Silvia Gallerano — She of the Liquid Eyes
Often I have written in these pages (monitor screens?) that when I see a beautiful landscape I never click or press any buttons. If possible I either buy a postcard or imprint the memory of the scene in my head. I eschew lit caves, fireworks, and, especially, sunsets. On a ship from Buenos Aires to Veracruz in my youth I photographed every sunset. Once was enough.
Street photography is of no interest to me now. I did that when I was in my 20s.
I am a photographer and I photograph the face, the human face. It is astounding for me to think (and I think this often) how a couple of eyes, ears, one nose and one mouth and hair can all add up to a mystery that is always unique and much more so than a fingerprint. How can that be?
In my life as a photographer I have photographed many faces. In the lingo of 21stcentury photography the expression “capture” almost conveys to me the taking away of something that is there for me to see and then to store it. In old fashioned film, that image or capture is latent. It has to be “developed out”. In modern digital cameras (or in my small supply of Fuji Instant Film) the captured face is there to be seen instantly. Unless of course, like death later, corruption can take over a digital storage card on the spot.
My little oficina has rows and rows of metal filing cabinets filled with negatives, transparencies and photographs of faces. I have captured them, haven’t I in some way? Perhaps a slice of wafer thinness (my camera does not shoot in three dimensions) that I have removed from my trusting subject.
But there is another way of looking at this and what I have in my filing cabinets. They are images of people who have allowed me to see in them what they want me to see. This may just coincide with what I think is in them. There is no way of knowing. In some rare cases both the photographer (me) and my subject may agree.
My hero, Argentine poet and writer Jorge Luís Borgen often wrote about his obsession with mirrors and of looking at himself in them. Once he became blind it was just a memory. Borges wrote:
A veces en las tardes una cara
nos mira desde el fondo de un espejo;
el arte debe ser como ese espejo
que nos revela nuestra propia cara.
My translation:
Sometimes in the afternoon a face
looks upon us from the depths of a mirror;
art must be like that mirror
that reveals our own face.
Such a face is the face of Italian actress (I am old-fashioned) Silvia Gallerano who is in town for performances of Cristian Cersoli’s La Merda at the Vancouver East Cultural Centre, here in Vancouver BC, until May 13..

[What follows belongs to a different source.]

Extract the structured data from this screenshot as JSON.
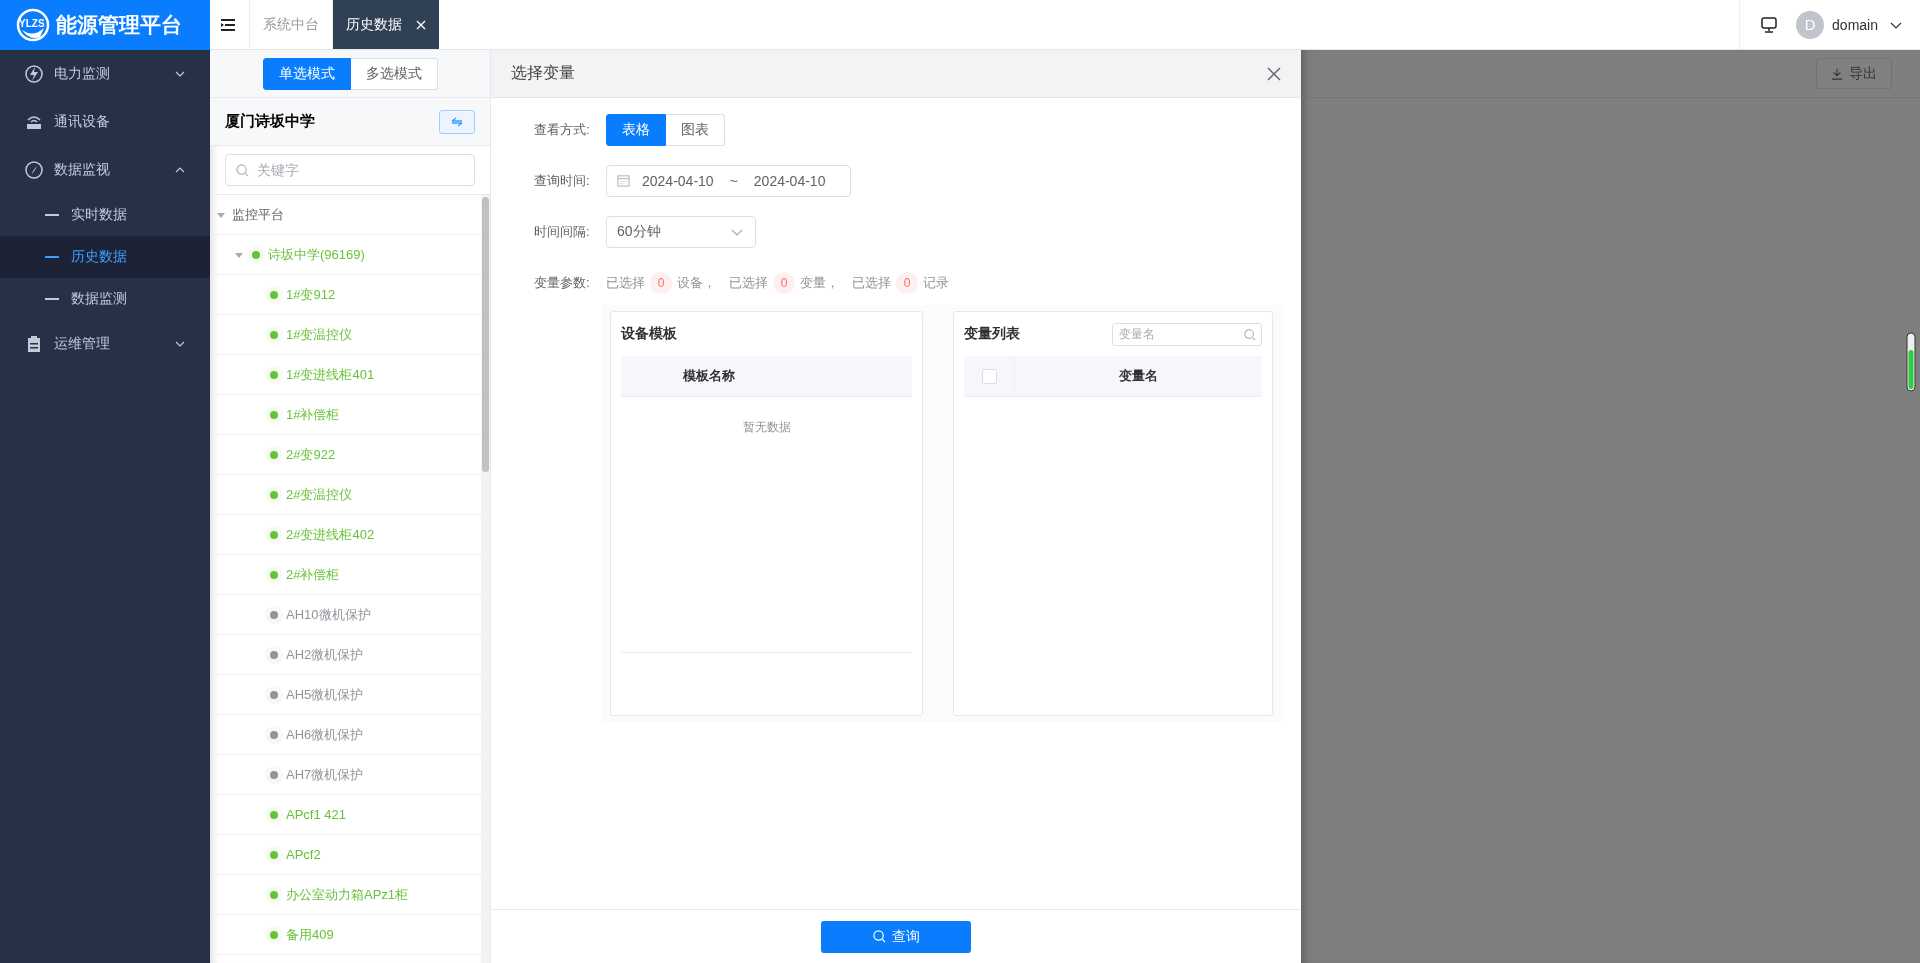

It is a face with liquid eyes that for me mimicked a Borges mirror. As she faced my cameras today in my little studio, watched over by Cristian Cersoli, her daughter Lara and tour manager Marco Pavanelli, I felt as naked as she is during her performances. Her only protection might be the microphone she holds tightly close to her face. She smiles with her eyes and I had to instruct her not to. I was not going to tell her that in La Merda that naughty protagonist, a naughty male dolphin, has a built-in smile like all dolphins do.
I may have taken no more that fifteen exposures when I stopped. We had coffee and sweets and the lingua franca was a combination of Italian, Spanish and English.
Of the show, La Merda, that I saw with my wife Rosemary last week I can state that it was a performance that is in strange opposition to having met the star and talked to the quiet writer Ceresoli. Ultimately this has to do with the fact that nobody who is not an actor (and I am not one) can ever understand how someone can spill their life out with a microphone and then days later, no matter how many times it sinks in, the face in front of my camera with a microphone, and the face of the woman with a microphone at the Cultch are not the same.
I was captured by a face, by Silvia Gallerano and her liquid eyes.